I'm more interested in what current specific subsidies might be involved. Most of the power sources have something that can be considered a subsidy. Oil has a 'depletion allowance', which seems to me to be a silly thing, in that you give somebody a tax deduction because they sold a bit of oil, and don't have that bit of oil to sell anymore. I doubt nuclear power gets any more subsidy than any other source of power, but it's possible.
What I dealt in was in operations cost, I didn't have to get into anything having to do with how the fuel was paid for (i.e. subsidized or not), so the numbers I worked with were post-subsidy, and post-construction.
However, in the 70s, the utilities still viewed nuclear plants as the cheapest base load plant. Up until the legal costs to site and permit the plants skyrocketed, that is.
So, you could still be right, that government inteference gives a running nuclear plant an advantage. But considering the last 30 years of anti-nuke political propaganda, I'd doubt it, and want to see a reference to the specific subsidy.
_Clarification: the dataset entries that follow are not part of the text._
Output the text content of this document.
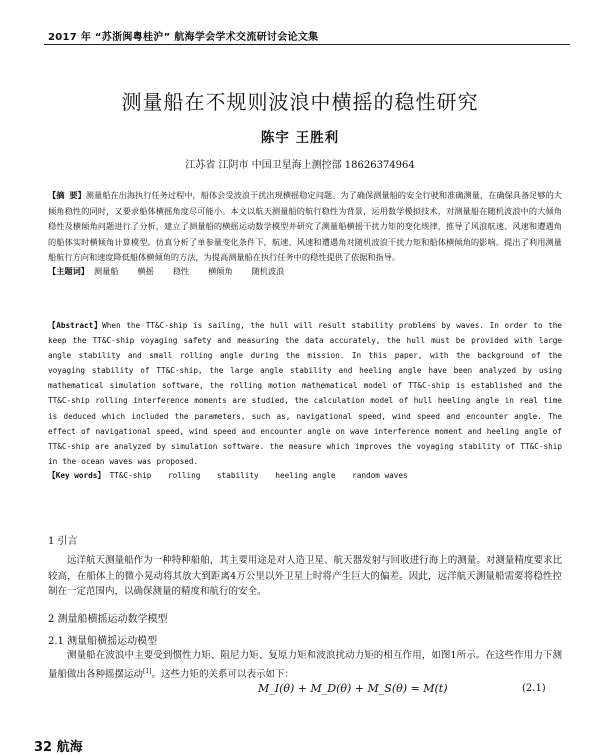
2017 年 “苏浙闽粤桂沪” 航海学会学术交流研讨会论文集
测量船在不规则波浪中横摇的稳性研究
陈宇 王胜利
江苏省 江阴市 中国卫星海上测控部 18626374964
【摘 要】测量船在出海执行任务过程中，船体会受波浪干扰出现横摇稳定问题。为了确保测量船的安全行驶和准确测量，在确保具备足够的大倾角稳性的同时，又要求船体横摇角度尽可能小。本文以航天测量船的航行稳性为背景，运用数学模拟技术，对测量船在随机波浪中的大倾角稳性及横倾角问题进行了分析，建立了测量船的横摇运动数学模型并研究了测量船横摇干扰力矩的变化规律，推导了风浪航速、风速和遭遇角的船体实时横倾角计算模型。仿真分析了单参量变化条件下，航速、风速和遭遇角对随机波浪干扰力矩和船体横倾角的影响。提出了利用测量船航行方向和速度降低船体横倾角的方法，为提高测量船在执行任务中的稳性提供了依据和指导。
【主题词】 测量船 横摇 稳性 横倾角 随机波浪
【Abstract】When the TT&C-ship is sailing, the hull will result stability problems by waves. In order to the keep the TT&C-ship voyaging safety and measuring the data accurately, the hull must be provided with large angle stability and small rolling angle during the mission. In this paper, with the background of the voyaging stability of TT&C-ship, the large angle stability and heeling angle have been analyzed by using mathematical simulation software, the rolling motion mathematical model of TT&C-ship is established and the TT&C-ship rolling interference moments are studied, the calculation model of hull heeling angle in real time is deduced which included the parameters, such as, navigational speed, wind speed and encounter angle. The effect of navigational speed, wind speed and encounter angle on wave interference moment and heeling angle of TT&C-ship are analyzed by simulation software. the measure which improves the voyaging stability of TT&C-ship in the ocean waves was proposed.
【Key words】 TT&C-ship rolling stability heeling angle random waves
1 引言
远洋航天测量船作为一种特种船舶，其主要用途是对人造卫星、航天器发射与回收进行海上的测量。对测量精度要求比较高，在船体上的微小晃动将其放大到距离4万公里以外卫星上时将产生巨大的偏差。因此，远洋航天测量船需要将稳性控制在一定范围内，以确保测量的精度和航行的安全。
2 测量船横摇运动数学模型
2.1 测量船横摇运动模型
测量船在波浪中主要受到惯性力矩、阻尼力矩、复原力矩和波浪扰动力矩的相互作用，如图1所示。在这些作用力下测量船做出各种摇摆运动[1]。这些力矩的关系可以表示如下：
M_I(θ) + M_D(θ) + M_S(θ) = M(t)	(2.1)
32 航海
And I think some of the government support might have been costly. One of the nuke engineers I knew suggested that the reason the industry didn't look to safer fuels like thorium (doesn't generate plutonium) was that Defense insisted on having lots of uranium plants around to generate bomb material. Then, they figured out how to target better, needing smaller bombs and learned how to use less plutonium per megaton of power. So, we end up with a lot of nuke waste with plutonium that we aren't allowed to recycle.
My best guess is that the good and bad of government support for the nuke industry is a wash, except for starting it. But it's only a guess. If you dug into the rules, you probably have a better viewpoint. My sympathies for having had to dig into the rules.
I do think that the nuke subsidies were never as great as the current and planned subsidies for wind, solar or ethanol These are going to be immense.